Le mirage de l'intelligence innée : pourquoi on se trompe sur quelle génération possède le QI le plus élevé
Le problème avec cette quête du génie générationnel réside dans notre propension à confondre potentiel cognitif et simple entraînement scolaire. Beaucoup imaginent encore que le cerveau d'un nouveau-né de 2024 est biologiquement supérieur à celui d'un bébé de 1950. Or, la génétique ne galope pas à cette vitesse. L'idée reçue la plus tenace ? Croire que la technologie rend stupide par nature. C'est faux.
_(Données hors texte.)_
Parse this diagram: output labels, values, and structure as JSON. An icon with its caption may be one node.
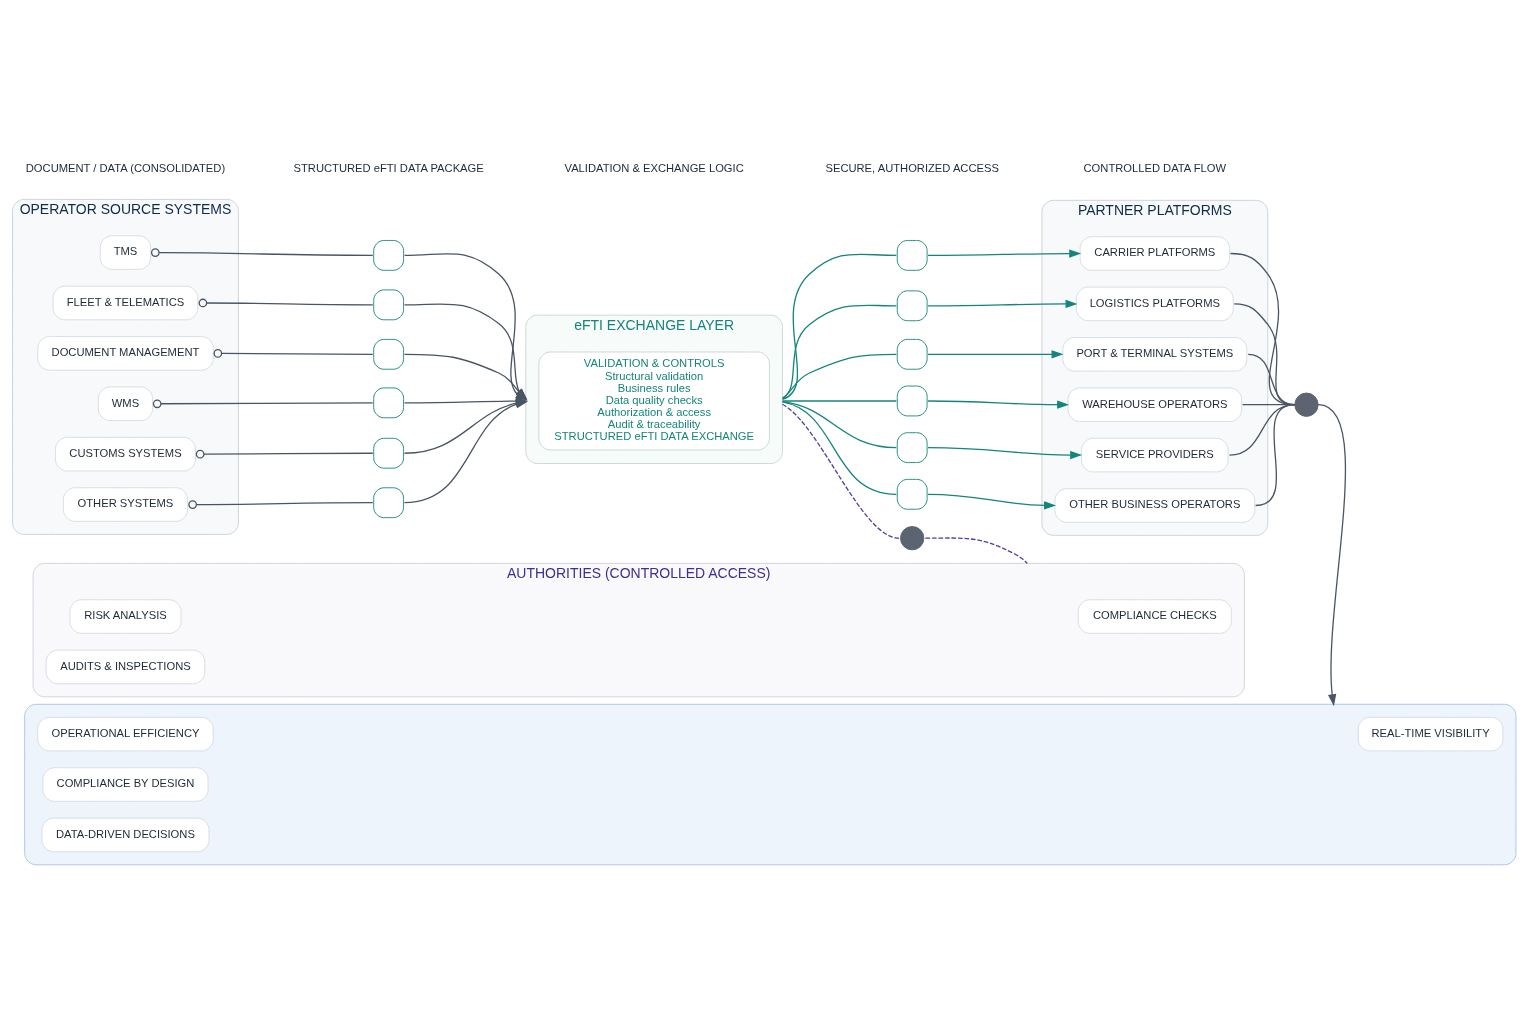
{
  "diagram": {
    "nodes": [
      {
        "text": [
          "OPERATOR SOURCE SYSTEMS"
        ]
      },
      {
        "text": [
          "TMS"
        ],
        "in": 0
      },
      {
        "text": [
          "FLEET & TELEMATICS"
        ],
        "in": 0
      },
      {
        "text": [
          "DOCUMENT MANAGEMENT"
        ],
        "in": 0
      },
      {
        "text": [
          "WMS"
        ],
        "in": 0
      },
      {
        "text": [
          "CUSTOMS SYSTEMS"
        ],
        "in": 0
      },
      {
        "text": [
          "OTHER SYSTEMS"
        ],
        "in": 0
      },
      {
        "text": [],
        "shape": "box"
      },
      {
        "text": [],
        "shape": "box"
      },
      {
        "text": [],
        "shape": "box"
      },
      {
        "text": [],
        "shape": "box"
      },
      {
        "text": [],
        "shape": "box"
      },
      {
        "text": [],
        "shape": "box"
      },
      {
        "text": [
          "eFTI EXCHANGE LAYER"
        ]
      },
      {
        "text": [
          "VALIDATION & CONTROLS",
          "Structural validation",
          "Business rules",
          "Data quality checks",
          "Authorization & access",
          "Audit & traceability",
          "STRUCTURED eFTI DATA EXCHANGE"
        ],
        "in": 13
      },
      {
        "text": [],
        "shape": "box"
      },
      {
        "text": [],
        "shape": "box"
      },
      {
        "text": [],
        "shape": "box"
      },
      {
        "text": [],
        "shape": "box"
      },
      {
        "text": [],
        "shape": "box"
      },
      {
        "text": [],
        "shape": "box"
      },
      {
        "text": [
          "PARTNER PLATFORMS"
        ]
      },
      {
        "text": [
          "CARRIER PLATFORMS"
        ],
        "in": 21
      },
      {
        "text": [
          "LOGISTICS PLATFORMS"
        ],
        "in": 21
      },
      {
        "text": [
          "PORT & TERMINAL SYSTEMS"
        ],
        "in": 21
      },
      {
        "text": [
          "WAREHOUSE OPERATORS"
        ],
        "in": 21
      },
      {
        "text": [
          "SERVICE PROVIDERS"
        ],
        "in": 21
      },
      {
        "text": [
          "OTHER BUSINESS OPERATORS"
        ],
        "in": 21
      },
      {
        "text": [],
        "shape": "circle"
      },
      {
        "text": [],
        "shape": "box"
      },
      {
        "text": [
          "REAL-TIME VISIBILITY"
        ],
        "in": 29
      },
      {
        "text": [
          "OPERATIONAL EFFICIENCY"
        ],
        "in": 29
      },
      {
        "text": [
          "COMPLIANCE BY DESIGN"
        ],
        "in": 29
      },
      {
        "text": [
          "DATA-DRIVEN DECISIONS"
        ],
        "in": 29
      },
      {
        "text": [
          "AUTHORITIES (CONTROLLED ACCESS)"
        ]
      },
      {
        "text": [
          "COMPLIANCE CHECKS"
        ],
        "in": 34
      },
      {
        "text": [
          "RISK ANALYSIS"
        ],
        "in": 34
      },
      {
        "text": [
          "AUDITS & INSPECTIONS"
        ],
        "in": 34
      },
      {
        "text": [],
        "shape": "circle"
      }
    ],
    "edges": [
      {
        "from": 1,
        "to": 7,
        "arrow": "other"
      },
      {
        "from": 7,
        "to": 13,
        "arrow": "to"
      },
      {
        "from": 2,
        "to": 8,
        "arrow": "other"
      },
      {
        "from": 8,
        "to": 13,
        "arrow": "to"
      },
      {
        "from": 3,
        "to": 9,
        "arrow": "other"
      },
      {
        "from": 9,
        "to": 13,
        "arrow": "to"
      },
      {
        "from": 4,
        "to": 10,
        "arrow": "other"
      },
      {
        "from": 10,
        "to": 13,
        "arrow": "to"
      },
      {
        "from": 5,
        "to": 11,
        "arrow": "other"
      },
      {
        "from": 11,
        "to": 13,
        "arrow": "to"
      },
      {
        "from": 6,
        "to": 12,
        "arrow": "other"
      },
      {
        "from": 12,
        "to": 13,
        "arrow": "to"
      },
      {
        "from": 13,
        "to": 15,
        "arrow": "none",
        "color": "#14857a"
      },
      {
        "from": 15,
        "to": 22,
        "arrow": "to",
        "color": "#14857a"
      },
      {
        "from": 13,
        "to": 16,
        "arrow": "none",
        "color": "#14857a"
      },
      {
        "from": 16,
        "to": 23,
        "arrow": "to",
        "color": "#14857a"
      },
      {
        "from": 13,
        "to": 17,
        "arrow": "none",
        "color": "#14857a"
      },
      {
        "from": 17,
        "to": 24,
        "arrow": "to",
        "color": "#14857a"
      },
      {
        "from": 13,
        "to": 18,
        "arrow": "none",
        "color": "#14857a"
      },
      {
        "from": 18,
        "to": 25,
        "arrow": "to",
        "color": "#14857a"
      },
      {
        "from": 13,
        "to": 19,
        "arrow": "none",
        "color": "#14857a"
      },
      {
        "from": 19,
        "to": 26,
        "arrow": "to",
        "color": "#14857a"
      },
      {
        "from": 13,
        "to": 20,
        "arrow": "none",
        "color": "#14857a"
      },
      {
        "from": 20,
        "to": 27,
        "arrow": "to",
        "color": "#14857a"
      },
      {
        "from": 22,
        "to": 28,
        "arrow": "none"
      },
      {
        "from": 23,
        "to": 28,
        "arrow": "none"
      },
      {
        "from": 24,
        "to": 28,
        "arrow": "none"
      },
      {
        "from": 25,
        "to": 28,
        "arrow": "none"
      },
      {
        "from": 26,
        "to": 28,
        "arrow": "none"
      },
      {
        "from": 27,
        "to": 28,
        "arrow": "none"
      },
      {
        "from": 28,
        "to": 29,
        "arrow": "to"
      },
      {
        "from": 13,
        "to": 38,
        "arrow": "none",
        "style": "dashed",
        "color": "#4b3fa0"
      },
      {
        "from": 38,
        "to": 34,
        "arrow": "none",
        "style": "dashed",
        "color": "#4b3fa0"
      }
    ],
    "legend": [
      {
        "text": "DOCUMENT / DATA (CONSOLIDATED)"
      },
      {
        "text": "STRUCTURED eFTI DATA PACKAGE"
      },
      {
        "text": "VALIDATION & EXCHANGE LOGIC"
      },
      {
        "text": "SECURE, AUTHORIZED ACCESS"
      },
      {
        "text": "CONTROLLED DATA FLOW"
      }
    ]
  }
}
L'illusion du déclin causé par les écrans
On entend partout que TikTok et Instagram auraient réduit notre matière grise en bouillie numérique. Sauf que les mesures de capacités visuo-spatiales montrent une progression constante chez les natifs du numérique. Mais si l'on regarde de plus près, l'agilité mentale change simplement de terrain de jeu. Les Baby-Boomers maîtrisaient une mémorisation brute, là où la Gen Z excelle dans la synthèse ultra-rapide de flux divergents. On ne perd pas de points, on déplace les curseurs. (Une nuance que les grincheux oublient souvent de mentionner). La chute observée dans certains pays scandinaves depuis le milieu des années 90, avec une perte de 0,2 point de QI par an, n'est pas une fatalité mondiale mais un ajustement environnemental local.
La confusion entre savoir encyclopédique et raisonnement fluide
Est-on moins intelligent parce qu'on ignore la date de la bataille de Marignan ? Absolument pas. L'erreur classique consiste à plaquer des critères de culture générale sur la mesure de l'intelligence pure. Le QI mesure la capacité à résoudre des problèmes nouveaux, pas la taille de votre bibliothèque mentale. À ceci près que les tests eux-mêmes ont vieilli. Ils valorisent une forme de pensée logique très occidentale et industrielle. Reste que si l'on soumettait un homme de 1900 aux tests actuels, son score plafonnerait probablement autour de 70, ce qui est techniquement considéré comme un retard mental aujourd'hui. Autant le dire : nous sommes tous des génies par rapport à nos arrière-grands-parents, mais cela ne signifie pas que nous sommes plus sages.